Of course, I have the condition. So I am not surprised that people are looking at other teachers. They would not have much in common with the man personally. I do of course, and it has always been comically obvious how little I related to most of the Order.

I could say so much but to conclude with some succinctness, it seems to be that someone like you would have no idea what it is not to be middle class Cambridge Post Grad who is not 'in', in a gang like the Fwbo. Thank fully it took you 14 years to be ordained so you had that on your side.

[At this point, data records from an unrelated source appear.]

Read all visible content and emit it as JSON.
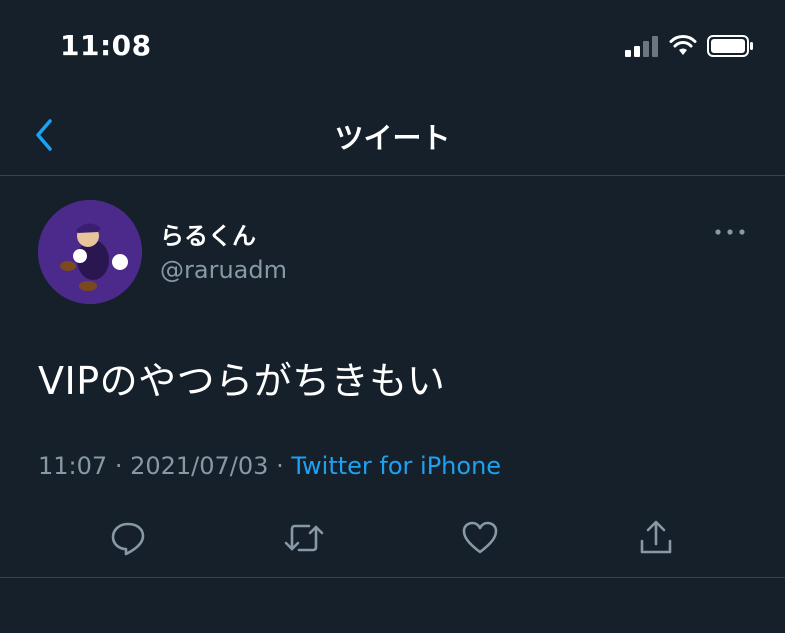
{
  "status_bar": {
    "time": "11:08",
    "signal_icon": "cellular-signal-icon",
    "wifi_icon": "wifi-icon",
    "battery_icon": "battery-icon"
  },
  "nav": {
    "title": "ツイート",
    "back_icon": "chevron-left-icon"
  },
  "tweet": {
    "display_name": "らるくん",
    "handle": "@raruadm",
    "text": "VIPのやつらがちきもい",
    "time": "11:07",
    "separator": "·",
    "date": "2021/07/03",
    "source": "Twitter for iPhone",
    "more_icon": "more-horizontal-icon"
  },
  "actions": [
    {
      "name": "reply",
      "icon": "reply-bubble-icon"
    },
    {
      "name": "retweet",
      "icon": "retweet-icon"
    },
    {
      "name": "like",
      "icon": "heart-icon"
    },
    {
      "name": "share",
      "icon": "share-icon"
    }
  ],
  "colors": {
    "background": "#15202b",
    "accent": "#1da1f2",
    "secondary_text": "#8899a6",
    "divider": "#38444d"
  }
}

So, you are not the best person to comment on reacting to the Fwbo's inevitable doctrinal and 'guru' disintegration, are you? You are too 'in'.

Personally, I'd worry about my syntax and spelling in this entry since that was always the level the Order in general was at. I spent all those years in the movement, looking over my shoulder in case I wasn't being smart enough...

I never made a good job of it, did I?

Vasumitra is a Buddha. People are going to other traditions, to varying degrees, from the Fwbo because they've seen through it, Simon. Grow up and get real.